Setor de árvores cultivadas investe em qualificação e deve gerar milhares de empregos nos próximos anos

Com investimentos previstos de R$ 75 bilhões até 2029 e a expansão de grandes projetos industriais pelo País, o setor brasileiro de árvores cultivadas tem ampliado não apenas sua capacidade produtiva, mas também os esforços para formar e qualificar mão de obra. Diante da crescente demanda por profissionais especializados, as empresas passaram a investir fortemente em programas de capacitação, inclusão e desenvolvimento de carreira.

Atualmente, o setor sustenta cerca de 2,8 milhões de empregos diretos e indiretos em todo o Brasil. A tendência é de crescimento nos próximos anos, especialmente em estados que recebem novos investimentos industriais, como Mato Grosso do Sul, consolidado como uma das principais fronteiras de expansão da indústria de base florestal.

De acordo com levantamento encomendado pela Indústria Brasileira de Árvores (Ibá) à consultoria ESG Tech, até 2032 o Mato Grosso do Sul deverá registrar a criação de aproximadamente 24 mil novos empregos diretos e 69 mil indiretos, impulsionados pela instalação e ampliação de grandes fábricas de celulose.

Formação de profissionais dentro das empresas

A necessidade de mão de obra qualificada levou as empresas do setor a adotarem uma estratégia cada vez mais comum: formar seus próprios profissionais.

Segundo a Ibá, diversas iniciativas têm sido desenvolvidas pelas empresas associadas, abrangendo desde educação básica para trabalhadores que não concluíram os estudos até programas especializados para formação de operadores de máquinas, motoristas e técnicos.

Entre os exemplos estão programas educacionais que já beneficiaram centenas de colaboradores em estados como Mato Grosso do Sul e São Paulo, além de centros de treinamento itinerantes instalados em contêineres, que já somaram cerca de 1.900 matrículas.

A qualificação profissional também tem contribuído para ampliar a participação feminina em atividades tradicionalmente ocupadas por homens. Escolas de formação de motoristas de caminhão e operadores de máquinas passaram a oferecer turmas voltadas especificamente para mulheres, ampliando oportunidades de ingresso e crescimento profissional.

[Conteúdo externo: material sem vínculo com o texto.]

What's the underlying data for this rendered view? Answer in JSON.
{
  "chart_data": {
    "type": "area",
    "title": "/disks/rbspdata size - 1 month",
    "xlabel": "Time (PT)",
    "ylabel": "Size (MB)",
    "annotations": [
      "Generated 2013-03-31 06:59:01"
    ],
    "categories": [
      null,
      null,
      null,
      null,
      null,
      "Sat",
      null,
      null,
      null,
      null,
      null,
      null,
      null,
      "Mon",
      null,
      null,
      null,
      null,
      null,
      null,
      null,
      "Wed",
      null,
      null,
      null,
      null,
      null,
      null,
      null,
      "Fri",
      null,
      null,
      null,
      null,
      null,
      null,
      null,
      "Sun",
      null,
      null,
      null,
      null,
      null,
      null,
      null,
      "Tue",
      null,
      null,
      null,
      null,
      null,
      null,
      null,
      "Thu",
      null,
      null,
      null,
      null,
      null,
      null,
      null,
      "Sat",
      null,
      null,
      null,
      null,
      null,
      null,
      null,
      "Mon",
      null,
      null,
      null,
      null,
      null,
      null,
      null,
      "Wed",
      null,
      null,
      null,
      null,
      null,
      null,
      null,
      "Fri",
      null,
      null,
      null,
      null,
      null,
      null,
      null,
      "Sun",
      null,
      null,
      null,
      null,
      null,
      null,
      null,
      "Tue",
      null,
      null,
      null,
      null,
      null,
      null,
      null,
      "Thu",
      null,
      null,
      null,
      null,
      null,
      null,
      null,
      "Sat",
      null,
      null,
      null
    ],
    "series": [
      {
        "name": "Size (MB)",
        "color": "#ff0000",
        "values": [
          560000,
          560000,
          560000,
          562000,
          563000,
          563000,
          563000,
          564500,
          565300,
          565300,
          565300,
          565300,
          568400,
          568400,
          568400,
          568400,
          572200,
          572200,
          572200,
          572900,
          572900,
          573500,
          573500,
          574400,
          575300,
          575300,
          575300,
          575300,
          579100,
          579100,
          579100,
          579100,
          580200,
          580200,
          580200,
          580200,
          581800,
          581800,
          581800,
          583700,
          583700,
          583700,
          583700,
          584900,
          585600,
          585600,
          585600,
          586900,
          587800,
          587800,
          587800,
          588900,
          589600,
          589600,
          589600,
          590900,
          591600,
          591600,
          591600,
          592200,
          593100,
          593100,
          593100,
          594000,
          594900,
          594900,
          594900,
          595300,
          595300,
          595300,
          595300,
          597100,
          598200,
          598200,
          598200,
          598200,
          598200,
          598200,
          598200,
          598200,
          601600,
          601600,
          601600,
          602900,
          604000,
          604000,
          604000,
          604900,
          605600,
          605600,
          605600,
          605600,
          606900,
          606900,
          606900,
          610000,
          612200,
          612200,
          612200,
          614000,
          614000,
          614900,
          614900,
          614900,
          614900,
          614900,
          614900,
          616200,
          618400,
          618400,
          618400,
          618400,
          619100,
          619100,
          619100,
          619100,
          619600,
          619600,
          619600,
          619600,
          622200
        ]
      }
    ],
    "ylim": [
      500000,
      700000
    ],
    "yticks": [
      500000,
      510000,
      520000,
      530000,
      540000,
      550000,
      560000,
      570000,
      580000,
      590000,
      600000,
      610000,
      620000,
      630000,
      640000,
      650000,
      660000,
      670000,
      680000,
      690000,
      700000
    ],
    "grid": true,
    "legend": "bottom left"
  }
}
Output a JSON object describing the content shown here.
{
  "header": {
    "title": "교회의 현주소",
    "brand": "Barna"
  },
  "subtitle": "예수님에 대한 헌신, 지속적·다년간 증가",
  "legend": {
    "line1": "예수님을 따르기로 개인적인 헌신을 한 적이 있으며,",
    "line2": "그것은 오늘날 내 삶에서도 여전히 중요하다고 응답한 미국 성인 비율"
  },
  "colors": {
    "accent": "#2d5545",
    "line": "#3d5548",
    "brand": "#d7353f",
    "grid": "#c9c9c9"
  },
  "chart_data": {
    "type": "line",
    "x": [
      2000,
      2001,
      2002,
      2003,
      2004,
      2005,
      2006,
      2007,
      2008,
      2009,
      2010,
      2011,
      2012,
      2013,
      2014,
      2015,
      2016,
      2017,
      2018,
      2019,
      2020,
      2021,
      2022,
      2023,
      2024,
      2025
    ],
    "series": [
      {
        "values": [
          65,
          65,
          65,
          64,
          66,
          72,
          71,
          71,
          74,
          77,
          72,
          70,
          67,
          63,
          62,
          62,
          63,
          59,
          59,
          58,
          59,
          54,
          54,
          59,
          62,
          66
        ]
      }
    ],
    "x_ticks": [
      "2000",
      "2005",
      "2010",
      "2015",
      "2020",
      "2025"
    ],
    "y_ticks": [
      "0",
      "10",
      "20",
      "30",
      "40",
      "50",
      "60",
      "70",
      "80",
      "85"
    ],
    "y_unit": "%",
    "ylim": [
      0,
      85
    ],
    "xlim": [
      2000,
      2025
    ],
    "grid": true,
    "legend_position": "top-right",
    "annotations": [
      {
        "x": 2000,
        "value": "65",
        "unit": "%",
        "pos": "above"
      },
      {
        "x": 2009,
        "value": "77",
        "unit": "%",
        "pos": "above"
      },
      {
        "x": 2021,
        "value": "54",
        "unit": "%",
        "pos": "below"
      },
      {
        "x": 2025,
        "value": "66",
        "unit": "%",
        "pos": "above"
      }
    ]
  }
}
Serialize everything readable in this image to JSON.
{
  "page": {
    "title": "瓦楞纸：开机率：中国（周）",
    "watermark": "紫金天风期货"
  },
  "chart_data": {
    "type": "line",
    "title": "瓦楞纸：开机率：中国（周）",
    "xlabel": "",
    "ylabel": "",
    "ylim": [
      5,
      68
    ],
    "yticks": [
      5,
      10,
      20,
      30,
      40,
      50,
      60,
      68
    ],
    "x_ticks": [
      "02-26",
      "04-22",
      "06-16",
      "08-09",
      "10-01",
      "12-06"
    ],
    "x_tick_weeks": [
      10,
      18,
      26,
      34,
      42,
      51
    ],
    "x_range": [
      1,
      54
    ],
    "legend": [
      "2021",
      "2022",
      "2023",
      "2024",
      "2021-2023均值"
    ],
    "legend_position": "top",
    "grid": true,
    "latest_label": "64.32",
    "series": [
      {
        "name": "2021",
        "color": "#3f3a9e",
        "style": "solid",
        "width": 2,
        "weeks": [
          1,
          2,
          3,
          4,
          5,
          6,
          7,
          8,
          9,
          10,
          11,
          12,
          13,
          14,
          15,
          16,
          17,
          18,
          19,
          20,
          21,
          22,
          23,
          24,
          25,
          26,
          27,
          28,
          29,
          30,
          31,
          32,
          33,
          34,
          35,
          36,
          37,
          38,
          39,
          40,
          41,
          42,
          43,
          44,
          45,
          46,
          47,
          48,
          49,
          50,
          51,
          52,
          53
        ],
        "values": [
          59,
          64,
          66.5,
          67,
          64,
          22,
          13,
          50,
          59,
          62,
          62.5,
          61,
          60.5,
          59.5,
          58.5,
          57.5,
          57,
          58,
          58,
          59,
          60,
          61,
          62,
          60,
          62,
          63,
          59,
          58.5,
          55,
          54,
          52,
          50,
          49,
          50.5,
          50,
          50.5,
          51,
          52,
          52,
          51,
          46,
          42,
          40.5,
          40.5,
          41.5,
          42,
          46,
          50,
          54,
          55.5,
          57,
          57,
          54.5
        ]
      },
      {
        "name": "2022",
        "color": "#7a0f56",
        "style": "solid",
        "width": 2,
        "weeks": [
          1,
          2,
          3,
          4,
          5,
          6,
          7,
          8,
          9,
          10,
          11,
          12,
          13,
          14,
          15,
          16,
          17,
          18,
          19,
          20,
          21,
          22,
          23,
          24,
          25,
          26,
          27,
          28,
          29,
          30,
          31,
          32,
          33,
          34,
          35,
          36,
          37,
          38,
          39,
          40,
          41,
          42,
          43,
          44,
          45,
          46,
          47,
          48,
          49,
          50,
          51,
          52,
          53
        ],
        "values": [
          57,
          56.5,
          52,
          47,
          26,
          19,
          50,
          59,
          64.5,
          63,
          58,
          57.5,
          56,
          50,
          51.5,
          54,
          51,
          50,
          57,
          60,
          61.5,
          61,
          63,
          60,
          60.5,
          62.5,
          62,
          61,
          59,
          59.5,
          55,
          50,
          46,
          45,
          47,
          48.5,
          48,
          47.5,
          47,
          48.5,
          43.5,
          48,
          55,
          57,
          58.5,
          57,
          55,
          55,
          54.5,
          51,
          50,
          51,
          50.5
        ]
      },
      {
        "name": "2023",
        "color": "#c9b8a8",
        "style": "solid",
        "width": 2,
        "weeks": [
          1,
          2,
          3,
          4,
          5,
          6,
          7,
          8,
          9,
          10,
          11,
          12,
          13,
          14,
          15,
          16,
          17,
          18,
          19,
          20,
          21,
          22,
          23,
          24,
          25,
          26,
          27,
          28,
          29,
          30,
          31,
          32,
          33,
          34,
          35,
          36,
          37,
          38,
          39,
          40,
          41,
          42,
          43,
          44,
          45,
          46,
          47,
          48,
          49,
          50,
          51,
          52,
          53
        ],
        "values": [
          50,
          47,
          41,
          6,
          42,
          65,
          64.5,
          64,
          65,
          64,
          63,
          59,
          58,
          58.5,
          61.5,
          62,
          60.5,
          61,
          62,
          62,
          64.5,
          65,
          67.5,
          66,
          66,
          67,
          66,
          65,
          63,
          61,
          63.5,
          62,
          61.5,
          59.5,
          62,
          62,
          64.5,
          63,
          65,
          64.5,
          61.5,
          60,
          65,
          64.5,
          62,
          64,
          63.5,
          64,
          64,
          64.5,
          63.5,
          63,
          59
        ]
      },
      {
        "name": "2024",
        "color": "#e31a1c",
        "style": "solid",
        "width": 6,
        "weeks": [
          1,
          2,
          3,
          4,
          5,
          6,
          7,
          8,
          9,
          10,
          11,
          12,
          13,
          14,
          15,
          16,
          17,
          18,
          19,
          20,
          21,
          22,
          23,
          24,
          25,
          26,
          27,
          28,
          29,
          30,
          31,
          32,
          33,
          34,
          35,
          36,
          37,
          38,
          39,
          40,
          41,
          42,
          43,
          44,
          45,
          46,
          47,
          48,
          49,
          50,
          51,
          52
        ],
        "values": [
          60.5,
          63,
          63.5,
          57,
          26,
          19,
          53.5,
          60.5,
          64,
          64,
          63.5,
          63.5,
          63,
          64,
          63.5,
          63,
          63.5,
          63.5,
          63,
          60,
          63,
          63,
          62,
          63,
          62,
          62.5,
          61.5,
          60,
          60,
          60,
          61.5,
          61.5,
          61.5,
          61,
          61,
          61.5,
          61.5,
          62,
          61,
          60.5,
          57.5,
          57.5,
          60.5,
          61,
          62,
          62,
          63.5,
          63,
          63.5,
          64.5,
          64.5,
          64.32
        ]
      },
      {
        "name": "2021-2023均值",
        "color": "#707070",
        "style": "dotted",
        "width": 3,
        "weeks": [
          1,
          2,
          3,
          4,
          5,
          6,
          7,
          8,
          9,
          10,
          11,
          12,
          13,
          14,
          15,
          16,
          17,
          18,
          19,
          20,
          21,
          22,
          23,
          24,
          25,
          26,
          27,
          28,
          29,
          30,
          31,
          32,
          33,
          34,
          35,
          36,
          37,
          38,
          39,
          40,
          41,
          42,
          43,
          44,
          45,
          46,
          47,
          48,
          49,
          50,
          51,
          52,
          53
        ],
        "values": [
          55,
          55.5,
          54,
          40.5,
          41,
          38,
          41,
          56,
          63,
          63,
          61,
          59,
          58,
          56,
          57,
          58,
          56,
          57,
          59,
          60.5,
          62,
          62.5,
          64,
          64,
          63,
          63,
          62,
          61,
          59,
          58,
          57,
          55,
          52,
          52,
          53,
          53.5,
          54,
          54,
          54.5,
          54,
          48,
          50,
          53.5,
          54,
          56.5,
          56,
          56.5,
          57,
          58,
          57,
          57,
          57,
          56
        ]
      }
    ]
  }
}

Inclusão, diversidade e qualidade de vida

Além da capacitação técnica, o setor tem ampliado investimentos em ações voltadas para diversidade, inclusão e bem-estar dos colaboradores.

Programas de mentoria para jovens negros, realização de censos internos e criação de grupos de afinidade vêm sendo implementados em diferentes regiões do País, contribuindo para a construção de ambientes de trabalho mais diversos e representativos.

Na área de saúde e qualidade de vida, algumas empresas registraram redução nos afastamentos após a implementação de programas de saúde mental destinados a trabalhadores de unidades industriais e operações de campo.

Também têm ganhado espaço iniciativas voltadas ao cotidiano dos colaboradores, como aplicativos que permitem a escolha antecipada das refeições servidas no campo e programas esportivos que incentivam hábitos saudáveis. Um dos exemplos destacados pela Ibá é um grupo de corrida mantido por colaboradores no interior paulista há mais de uma década.

Perspectivas para o futuro

O avanço dos investimentos no setor de árvores cultivadas indica que a demanda por profissionais continuará crescendo nos próximos anos. A expansão de fábricas, a modernização das operações florestais e a adoção de novas tecnologias exigirão trabalhadores cada vez mais qualificados.

Nesse cenário, a formação profissional deixou de ser apenas uma necessidade operacional e passou a integrar a estratégia de crescimento das empresas. Ao investir em educação, capacitação e desenvolvimento humano, o setor busca não apenas suprir a demanda por mão de obra, mas também criar oportunidades de transformação social e econômica nas regiões onde atua.